On the negative front, both compression and deduplication can require significant CPU resources in order to work their magic. For deduplication, as blocks of data are fed into the storage system, each one is fingerprinted and checked against a master fingerprint table called a hash table. If a fingerprint already exists, that means the data block already exists on the storage system and the data isn't written again. If the fingerprint doesn't exist, the data is written as usual.
This fingerprint-checking process can impose some increased latency on storage write operations -- although, with advances in modern storage systems, this is practically negligible. The deduplication engine itself requires CPU cycles to process the lookup, so it may have some effect on other storage operations. That said, modern CPUs are multicore behemoths that have cycles to spare. In the past, this may have been a consideration more than it is today. Older processors were far less efficient than those in use now.

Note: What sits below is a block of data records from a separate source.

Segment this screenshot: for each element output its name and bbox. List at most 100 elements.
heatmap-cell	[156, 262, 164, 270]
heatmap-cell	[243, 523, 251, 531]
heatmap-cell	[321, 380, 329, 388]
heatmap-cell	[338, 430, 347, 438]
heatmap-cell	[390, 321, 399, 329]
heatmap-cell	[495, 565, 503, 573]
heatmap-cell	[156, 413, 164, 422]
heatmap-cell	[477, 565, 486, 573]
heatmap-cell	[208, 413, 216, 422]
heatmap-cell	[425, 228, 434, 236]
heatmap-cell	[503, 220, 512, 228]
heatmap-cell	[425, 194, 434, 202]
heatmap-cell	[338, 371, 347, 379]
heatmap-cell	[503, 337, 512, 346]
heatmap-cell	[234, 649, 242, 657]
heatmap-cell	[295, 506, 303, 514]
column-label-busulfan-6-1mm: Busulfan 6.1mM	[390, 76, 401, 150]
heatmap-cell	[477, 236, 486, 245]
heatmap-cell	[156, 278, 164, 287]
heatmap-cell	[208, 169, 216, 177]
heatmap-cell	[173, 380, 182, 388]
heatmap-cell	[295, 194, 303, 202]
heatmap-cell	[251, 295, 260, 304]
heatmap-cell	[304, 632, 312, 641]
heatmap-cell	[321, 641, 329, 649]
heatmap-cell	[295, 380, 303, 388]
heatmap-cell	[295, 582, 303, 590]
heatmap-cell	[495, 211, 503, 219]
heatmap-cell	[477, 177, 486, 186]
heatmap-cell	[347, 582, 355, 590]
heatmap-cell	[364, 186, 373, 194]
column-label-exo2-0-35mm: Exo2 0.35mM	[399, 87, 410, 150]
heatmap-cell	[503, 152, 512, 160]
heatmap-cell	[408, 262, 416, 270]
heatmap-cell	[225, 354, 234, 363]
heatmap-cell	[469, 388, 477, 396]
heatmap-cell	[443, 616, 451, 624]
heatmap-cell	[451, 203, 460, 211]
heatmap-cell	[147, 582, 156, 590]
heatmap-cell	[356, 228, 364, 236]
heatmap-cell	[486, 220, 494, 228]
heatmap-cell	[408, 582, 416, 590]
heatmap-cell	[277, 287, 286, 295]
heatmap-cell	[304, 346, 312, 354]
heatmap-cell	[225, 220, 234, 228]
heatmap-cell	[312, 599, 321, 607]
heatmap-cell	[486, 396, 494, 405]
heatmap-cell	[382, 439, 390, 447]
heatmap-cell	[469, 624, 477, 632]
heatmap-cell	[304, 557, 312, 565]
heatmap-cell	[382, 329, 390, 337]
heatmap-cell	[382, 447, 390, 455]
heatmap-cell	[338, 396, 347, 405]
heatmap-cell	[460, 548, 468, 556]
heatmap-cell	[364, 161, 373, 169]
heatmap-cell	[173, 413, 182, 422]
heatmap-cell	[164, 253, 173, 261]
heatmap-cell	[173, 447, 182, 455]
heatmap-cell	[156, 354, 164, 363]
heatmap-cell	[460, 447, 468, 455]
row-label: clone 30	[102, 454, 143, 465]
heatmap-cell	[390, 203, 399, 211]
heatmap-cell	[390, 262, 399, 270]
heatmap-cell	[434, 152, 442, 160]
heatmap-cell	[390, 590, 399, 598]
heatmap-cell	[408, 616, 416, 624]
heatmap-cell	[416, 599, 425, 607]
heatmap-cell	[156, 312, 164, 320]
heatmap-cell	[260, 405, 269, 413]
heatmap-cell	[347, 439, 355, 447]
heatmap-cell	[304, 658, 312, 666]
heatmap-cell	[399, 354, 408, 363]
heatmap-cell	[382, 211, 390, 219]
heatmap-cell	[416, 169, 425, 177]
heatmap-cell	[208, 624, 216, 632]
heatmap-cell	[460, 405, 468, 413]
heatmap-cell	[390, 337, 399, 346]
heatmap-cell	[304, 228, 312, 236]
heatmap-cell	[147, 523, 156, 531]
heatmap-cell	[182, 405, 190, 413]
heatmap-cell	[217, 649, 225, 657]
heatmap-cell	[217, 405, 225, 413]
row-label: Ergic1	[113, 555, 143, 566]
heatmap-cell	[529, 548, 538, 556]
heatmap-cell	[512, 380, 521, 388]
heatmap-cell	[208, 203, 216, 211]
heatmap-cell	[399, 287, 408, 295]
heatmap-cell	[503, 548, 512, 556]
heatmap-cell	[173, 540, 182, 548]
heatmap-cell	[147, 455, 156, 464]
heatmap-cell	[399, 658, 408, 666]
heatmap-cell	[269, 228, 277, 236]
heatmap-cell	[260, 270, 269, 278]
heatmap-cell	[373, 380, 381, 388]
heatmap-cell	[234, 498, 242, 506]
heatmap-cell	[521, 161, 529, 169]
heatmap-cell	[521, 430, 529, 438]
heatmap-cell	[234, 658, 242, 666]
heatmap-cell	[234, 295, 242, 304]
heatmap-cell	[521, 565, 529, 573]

From there, whether deduplication is a positive or negative from a performance perspective becomes a bit murkier and is dependent on the data itself. If there is a lot of duplication in data, deduplication can be a net positive since you can basically throw away more write operations. Write operations tend to be the slowest variety, so the fewer you have to perform, the less the performance hit you take. For regular workloads, you simply have to make a judgment call: Is the negligible performance impact outweighed by the capacity savings you experience?
Compression is a similar story. You achieve reduced storage capacity outcomes at the expense of some CPU cycles. In this case, the underlying data types matter a lot. If you are trying to store data that's already compressed, like certain video and photo formats, compression won't actually yield any savings, so you'll just be wasting CPU cycles trying to get more gains that won't come to fruition. On compressible data, though, you need to make a similar assessment as with deduplication: Is the potential for CPU impact worth the capacity gain?
The best method to determine whether compression and deduplication are right for you is to test them and see what their impact is in terms of cost and performance.